Trajectory Reconstruction and velocity estimation

The first step is the reconstruction of the trajectory of a moving stimulus from the response of a population of RGCs. As recently demonstrated in54, the Decoding Fields obtained by maximum likelihood are very similar to the RFs obtained by traditional methods of reverse correlation. Based on this, we made a spatiotemporal reconstruction of the stimulus by convolving the response vectors of each RGCs with its respective RF and then performing a weighted sum across the whole population. The response \({r}_{i}^{c}\) is the number of spikes at each interval i with Δt = 16.66 ms. The RF is computed by reverse correlation from the response to a checkerboard stimulus. Since we are interested in stimuli moving only in one direction, we collapse the tridimensional spatiotemporal RF to a bidimensional representation \(R{F}_{x,t}^{c}\) containing only time and one spatial dimension. Thus, the intensity of the reconstructed stimulus at each point in space and time, I(x, i), is given by

$$I(x,i)=a+\sum _{c}{\omega }^{c}\sum _{j=0}^{N-1}{r}_{i-j}^{c}R{F}_{x,j}^{c}$$
(6)

where a is a constant offset, ωc is the weighting factor for each cell, \(R{F}_{x,j}^{c}\) is the value of the receptive field at point x at time jΔt before the spike, and NΔt is the length of the RF estimation.

Speed of the moving stimulus is assessed by a multi-stage process following standard motion processing models38. The first step is the convolution of the reconstructed stimulus with sets of filters resembling Reichardt detectors, approximated by slanted Gabor filters oriented in space time with preference for different speeds (given by the slope in the space/time plane, thus the speed tuning is given by the angle of the Gabor kernel).
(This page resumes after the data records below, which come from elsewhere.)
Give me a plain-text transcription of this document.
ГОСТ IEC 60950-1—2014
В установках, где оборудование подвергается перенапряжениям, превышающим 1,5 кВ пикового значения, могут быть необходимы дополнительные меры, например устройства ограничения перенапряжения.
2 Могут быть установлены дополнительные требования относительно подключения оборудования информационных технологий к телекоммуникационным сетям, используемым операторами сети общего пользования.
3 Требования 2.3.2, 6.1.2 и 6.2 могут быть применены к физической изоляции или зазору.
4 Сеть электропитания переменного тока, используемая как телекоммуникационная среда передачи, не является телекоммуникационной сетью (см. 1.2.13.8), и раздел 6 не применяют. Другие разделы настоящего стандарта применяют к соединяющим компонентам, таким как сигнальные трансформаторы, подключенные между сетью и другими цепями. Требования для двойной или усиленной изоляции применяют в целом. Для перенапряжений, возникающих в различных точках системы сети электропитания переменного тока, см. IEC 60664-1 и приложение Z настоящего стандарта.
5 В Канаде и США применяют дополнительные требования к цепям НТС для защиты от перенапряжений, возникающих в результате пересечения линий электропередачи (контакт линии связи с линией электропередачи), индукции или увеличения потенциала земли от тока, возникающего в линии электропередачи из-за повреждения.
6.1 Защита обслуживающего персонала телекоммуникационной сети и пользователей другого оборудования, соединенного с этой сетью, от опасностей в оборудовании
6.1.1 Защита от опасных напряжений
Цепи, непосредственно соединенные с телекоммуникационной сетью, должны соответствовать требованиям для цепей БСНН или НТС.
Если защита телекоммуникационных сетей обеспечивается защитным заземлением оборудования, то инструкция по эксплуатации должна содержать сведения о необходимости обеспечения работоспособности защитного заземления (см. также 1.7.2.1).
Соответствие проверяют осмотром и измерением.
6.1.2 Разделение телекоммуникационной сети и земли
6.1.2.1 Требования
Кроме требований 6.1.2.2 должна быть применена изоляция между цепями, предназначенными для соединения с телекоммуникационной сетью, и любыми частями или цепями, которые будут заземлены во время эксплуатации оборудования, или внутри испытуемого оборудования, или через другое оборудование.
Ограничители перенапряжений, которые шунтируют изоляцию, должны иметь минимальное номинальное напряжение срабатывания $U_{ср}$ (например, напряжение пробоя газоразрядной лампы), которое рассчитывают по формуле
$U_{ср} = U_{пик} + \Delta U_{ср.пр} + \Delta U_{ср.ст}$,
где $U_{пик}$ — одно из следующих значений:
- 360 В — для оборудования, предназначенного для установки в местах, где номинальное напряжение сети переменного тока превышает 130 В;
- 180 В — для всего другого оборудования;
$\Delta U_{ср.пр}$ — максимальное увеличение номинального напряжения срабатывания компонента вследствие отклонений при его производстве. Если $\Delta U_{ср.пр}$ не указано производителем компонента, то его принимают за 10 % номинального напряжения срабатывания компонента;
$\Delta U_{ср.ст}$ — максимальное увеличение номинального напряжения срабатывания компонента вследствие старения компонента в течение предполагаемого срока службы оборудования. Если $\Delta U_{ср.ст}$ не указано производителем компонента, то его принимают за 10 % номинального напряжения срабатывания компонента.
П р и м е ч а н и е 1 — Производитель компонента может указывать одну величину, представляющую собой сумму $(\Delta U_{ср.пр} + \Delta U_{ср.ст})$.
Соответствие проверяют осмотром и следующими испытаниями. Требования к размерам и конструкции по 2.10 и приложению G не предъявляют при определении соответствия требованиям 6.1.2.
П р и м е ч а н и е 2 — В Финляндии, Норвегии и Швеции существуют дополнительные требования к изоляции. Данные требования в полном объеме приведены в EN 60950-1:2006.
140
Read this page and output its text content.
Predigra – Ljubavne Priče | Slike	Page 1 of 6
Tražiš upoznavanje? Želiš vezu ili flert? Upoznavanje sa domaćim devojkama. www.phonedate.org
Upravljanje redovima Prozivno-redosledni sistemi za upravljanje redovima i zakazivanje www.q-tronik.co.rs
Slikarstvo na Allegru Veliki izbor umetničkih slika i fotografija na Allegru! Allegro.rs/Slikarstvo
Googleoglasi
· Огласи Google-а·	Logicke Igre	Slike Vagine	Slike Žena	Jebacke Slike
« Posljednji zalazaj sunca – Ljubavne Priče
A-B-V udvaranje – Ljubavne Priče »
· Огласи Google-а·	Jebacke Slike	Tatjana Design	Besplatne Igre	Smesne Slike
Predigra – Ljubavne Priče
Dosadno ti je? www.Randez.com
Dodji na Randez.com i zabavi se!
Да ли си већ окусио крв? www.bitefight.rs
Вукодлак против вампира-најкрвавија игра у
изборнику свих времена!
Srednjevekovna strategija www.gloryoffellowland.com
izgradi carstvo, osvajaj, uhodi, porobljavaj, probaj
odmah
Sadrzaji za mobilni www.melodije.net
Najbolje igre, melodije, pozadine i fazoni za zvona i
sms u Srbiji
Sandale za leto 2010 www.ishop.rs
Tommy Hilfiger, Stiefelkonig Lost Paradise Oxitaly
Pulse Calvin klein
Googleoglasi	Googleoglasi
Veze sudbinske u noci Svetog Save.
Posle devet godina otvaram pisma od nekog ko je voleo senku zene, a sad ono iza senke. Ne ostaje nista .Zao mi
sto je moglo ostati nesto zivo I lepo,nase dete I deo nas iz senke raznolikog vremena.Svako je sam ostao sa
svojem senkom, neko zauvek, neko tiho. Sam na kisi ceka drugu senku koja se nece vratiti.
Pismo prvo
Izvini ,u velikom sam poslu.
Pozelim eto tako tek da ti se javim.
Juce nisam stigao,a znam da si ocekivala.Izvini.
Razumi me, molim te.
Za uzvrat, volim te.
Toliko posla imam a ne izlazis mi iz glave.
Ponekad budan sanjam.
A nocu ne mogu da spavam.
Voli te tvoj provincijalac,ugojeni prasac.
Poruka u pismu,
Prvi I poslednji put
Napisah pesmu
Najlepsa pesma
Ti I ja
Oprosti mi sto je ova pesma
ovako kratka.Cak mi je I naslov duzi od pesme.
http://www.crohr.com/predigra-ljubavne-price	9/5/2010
Each kernel is paired with another of the same properties, but with its phase shifted, forming a quadrature pair. The response of each quadrature pair is rectified and added to obtain the Motion Energy for each speed. The process is repeated to compute the Motion Energy in the opposite direction, and finally, both are subtracted to obtain the net motion signal for each speed. The estimated speed is determined by the set of filters with the highest activation in a winner-takes-all approach. An example of the process is shown in Fig. 7.